Intervention de Thierry Braillard

Réunion du 29 octobre 2015 à 10h30
Échange automatique de renseignements relatifs aux comptes financiers — Adoption d'un projet de loi dans le texte de la commission

Thierry Braillard  :

M. Michel Sapin, ministre des finances et des comptes publics, qui ne peut être au Sénat ce matin, vous prie de bien vouloir l’excuser et m’a demandé de vous présenter le projet de loi de ratification concernant l’échange automatique de renseignements relatifs aux comptes financiers, texte que le Gouvernement considère comme essentiel. C’est donc avec grand plaisir que je suis ici ce matin.

L’accord multilatéral sur l’échange automatique d’informations financières à des fins fiscales est une manifestation majeure au niveau mondial et très concrète des progrès de la transparence fiscale.

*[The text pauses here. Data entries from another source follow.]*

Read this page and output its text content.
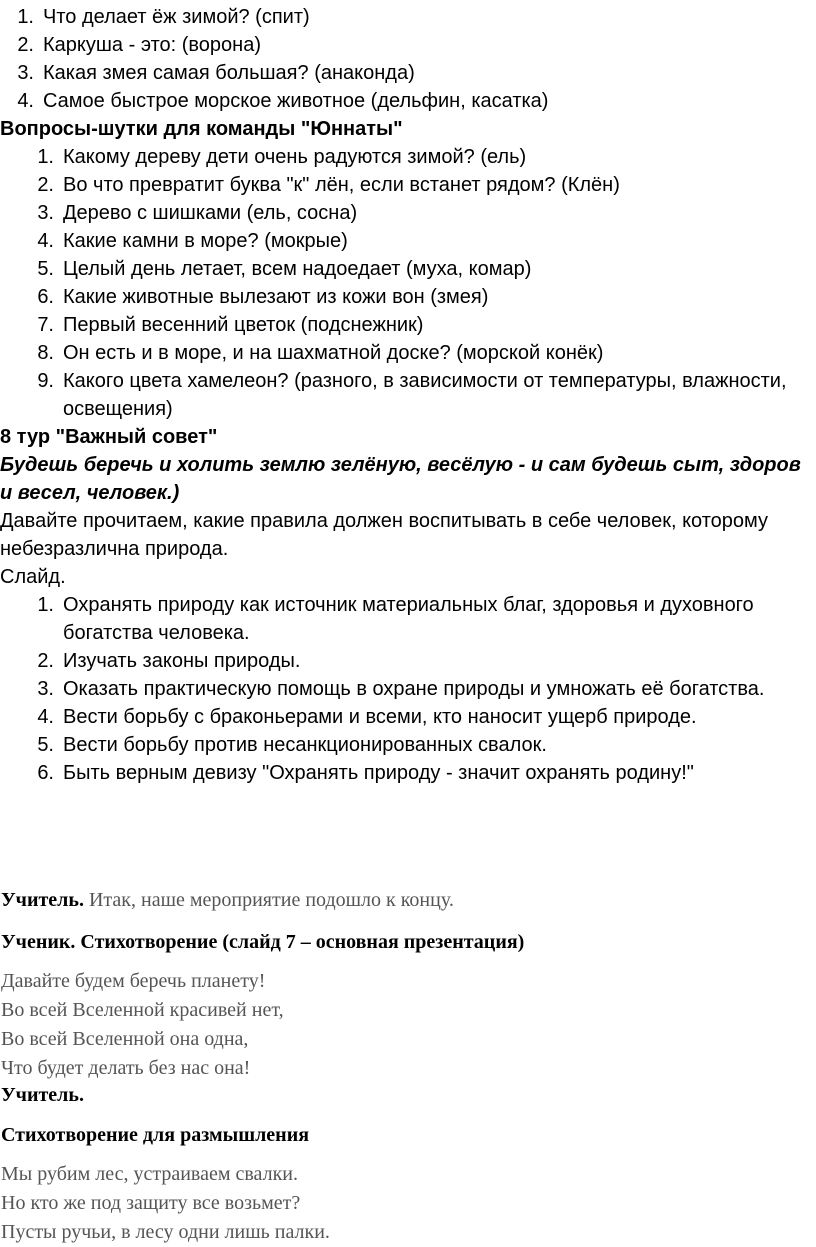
1. Что делает ёж зимой? (спит)
2. Каркуша - это: (ворона)
3. Какая змея самая большая? (анаконда)
4. Самое быстрое морское животное (дельфин, касатка)
Вопросы-шутки для команды "Юннаты"
1. Какому дереву дети очень радуются зимой? (ель)
2. Во что превратит буква "к" лён, если встанет рядом? (Клён)
3. Дерево с шишками (ель, сосна)
4. Какие камни в море? (мокрые)
5. Целый день летает, всем надоедает (муха, комар)
6. Какие животные вылезают из кожи вон (змея)
7. Первый весенний цветок (подснежник)
8. Он есть и в море, и на шахматной доске? (морской конёк)
9. Какого цвета хамелеон? (разного, в зависимости от температуры, влажности, освещения)
8 тур "Важный совет"
Будешь беречь и холить землю зелёную, весёлую - и сам будешь сыт, здоров и весел, человек.)
Давайте прочитаем, какие правила должен воспитывать в себе человек, которому небезразлична природа.
Слайд.
1. Охранять природу как источник материальных благ, здоровья и духовного богатства человека.
2. Изучать законы природы.
3. Оказать практическую помощь в охране природы и умножать её богатства.
4. Вести борьбу с браконьерами и всеми, кто наносит ущерб природе.
5. Вести борьбу против несанкционированных свалок.
6. Быть верным девизу "Охранять природу - значит охранять родину!"
Учитель. Итак, наше мероприятие подошло к концу.
Ученик. Стихотворение (слайд 7 – основная презентация)
Давайте будем беречь планету!
Во всей Вселенной красивей нет,
Во всей Вселенной она одна,
Что будет делать без нас она!
Учитель.
Стихотворение для размышления
Мы рубим лес, устраиваем свалки.
Но кто же под защиту все возьмет?
Пусты ручьи, в лесу одни лишь палки.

Il est aussi, dans ce cadre, l’expression de la coopération développée par les États pour répondre aux phénomènes de fraude et d’évasion qui portent atteinte aux recettes publiques et à l’égalité devant l’impôt. Ainsi, il traduit un véritable changement d’époque.

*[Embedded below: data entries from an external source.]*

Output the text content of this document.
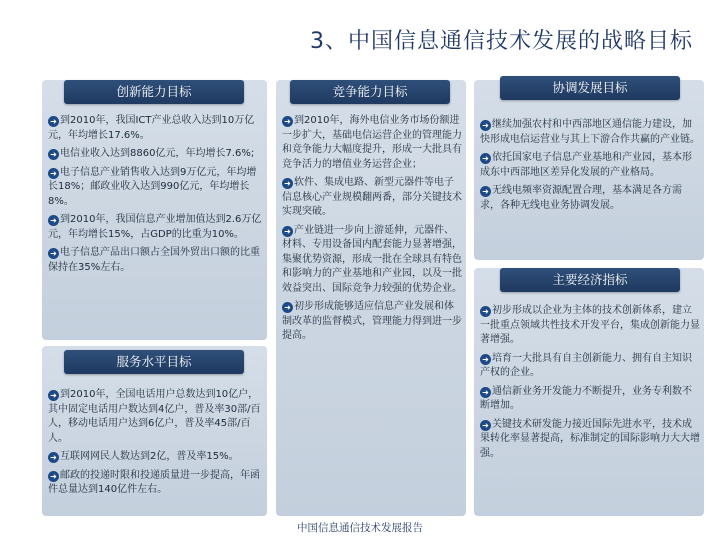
3、中国信息通信技术发展的战略目标
创新能力目标
➜ 到2010年，我国ICT产业总收入达到10万亿元，年均增长17.6%。
➜ 电信业收入达到8860亿元，年均增长7.6%;
➜ 电子信息产业销售收入达到9万亿元，年均增长18%；邮政业收入达到990亿元，年均增长8%。
➜ 到2010年，我国信息产业增加值达到2.6万亿元，年均增长15%，占GDP的比重为10%。
➜ 电子信息产品出口额占全国外贸出口额的比重保持在35%左右。
服务水平目标
➜ 到2010年，全国电话用户总数达到10亿户，其中固定电话用户数达到4亿户，普及率30部/百人，移动电话用户达到6亿户，普及率45部/百人。
➜ 互联网网民人数达到2亿，普及率15%。
➜ 邮政的投递时限和投递质量进一步提高，年函件总量达到140亿件左右。
竞争能力目标
➜ 到2010年，海外电信业务市场份额进一步扩大，基础电信运营企业的管理能力和竞争能力大幅度提升，形成一大批具有竞争活力的增值业务运营企业；
➜ 软件、集成电路、新型元器件等电子信息核心产业规模翻两番，部分关键技术实现突破。
➜ 产业链进一步向上游延伸，元器件、材料、专用设备国内配套能力显著增强，集聚优势资源，形成一批在全球具有特色和影响力的产业基地和产业园，以及一批效益突出、国际竞争力较强的优势企业。
➜ 初步形成能够适应信息产业发展和体制改革的监督模式，管理能力得到进一步提高。
协调发展目标
➜ 继续加强农村和中西部地区通信能力建设，加快形成电信运营业与其上下游合作共赢的产业链。
➜ 依托国家电子信息产业基地和产业园，基本形成东中西部地区差异化发展的产业格局。
➜ 无线电频率资源配置合理，基本满足各方需求，各种无线电业务协调发展。
主要经济指标
➜ 初步形成以企业为主体的技术创新体系，建立一批重点领域共性技术开发平台，集成创新能力显著增强。
➜ 培育一大批具有自主创新能力、拥有自主知识产权的企业。
➜ 通信新业务开发能力不断提升，业务专利数不断增加。
➜ 关键技术研发能力接近国际先进水平，技术成果转化率显著提高，标准制定的国际影响力大大增强。
中国信息通信技术发展报告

La France, s’appuyant sur le mouvement lancé par les États-Unis avec la « loi FATCA » – Foreign Account Tax Compliance Act – de 2010, s’implique, depuis plusieurs années déjà, dans la promotion d’un mécanisme d’échange automatique d’informations financières à des fins fiscales, multilatéral et réciproque, qui a vocation à s’étendre sur le plan mondial. Elle a d’ailleurs été très active en la matière au sein du G20 et de l’Organisation de coopération et de développement économiques, l’OCDE.

En ce sens, notre pays a coopéré avec ses partenaires du G5 : l’Allemagne, l’Espagne, l’Italie et le Royaume-Uni. Ensemble, nous avons en particulier encouragé l’OCDE à travailler de manière intensive, dans l’objectif d’élaborer un standard technique d’échange automatique d’informations.

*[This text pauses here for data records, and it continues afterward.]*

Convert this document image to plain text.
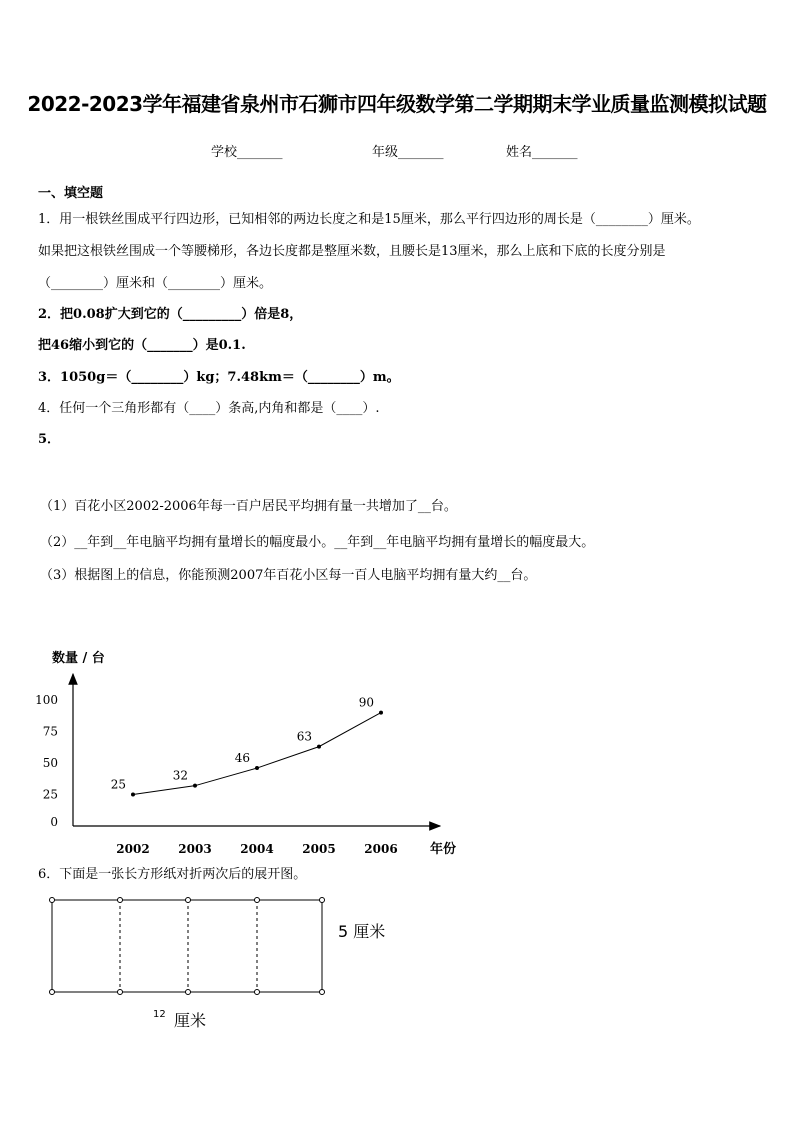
2022-2023学年福建省泉州市石狮市四年级数学第二学期期末学业质量监测模拟试题
学校_______	年级_______	姓名_______
一、填空题
1．用一根铁丝围成平行四边形，已知相邻的两边长度之和是15厘米，那么平行四边形的周长是（________）厘米。
如果把这根铁丝围成一个等腰梯形，各边长度都是整厘米数，且腰长是13厘米，那么上底和下底的长度分别是
（________）厘米和（________）厘米。
2．把0.08扩大到它的（_________）倍是8，
把46缩小到它的（_______）是0.1.
3．1050g＝（________）kg；7.48km＝（________）m。
4．任何一个三角形都有（____）条高,内角和都是（____）.
5．
（1）百花小区2002-2006年每一百户居民平均拥有量一共增加了__台。
（2）__年到__年电脑平均拥有量增长的幅度最小。__年到__年电脑平均拥有量增长的幅度最大。
（3）根据图上的信息，你能预测2007年百花小区每一百人电脑平均拥有量大约__台。
数量 / 台
100
75
50
25
0
2002 2003 2004 2005 2006
25
32
46
63
90
年份
6．下面是一张长方形纸对折两次后的展开图。
5 厘米
12 厘米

En même temps, nous nous sommes engagés dès 2013 à appliquer ce standard sans retard, dès qu’il serait techniquement au point, entraînant derrière nous plusieurs dizaines d’États et de territoires, qui se sont appelés les « précurseurs ».

Dans la droite ligne de ces actions, l’accord multilatéral sur l’échange automatique d’informations, fondé sur le tout nouveau standard de l’OCDE, a été annoncé par M. Michel Sapin et ses homologues allemand, britannique, espagnol et italien lors d’une réunion qui s’est tenue à Paris le 28 avril 2014. Il a ensuite été signé à Berlin le 29 octobre de cette même année par une cinquantaine d’États et territoires. La magie de l’ordre du jour fait que c’était il y a tout juste un an !

Aujourd'hui, cet accord compte soixante et un adhérents au total, dont la Suisse.

De manière simultanée, et en cohérence avec ces avancées mondiales, l’Union européenne s’est aussi accordée sur une directive sur ce sujet lors d’une réunion du Conseil de l’Ecofin qui a eu lieu le 9 décembre dernier.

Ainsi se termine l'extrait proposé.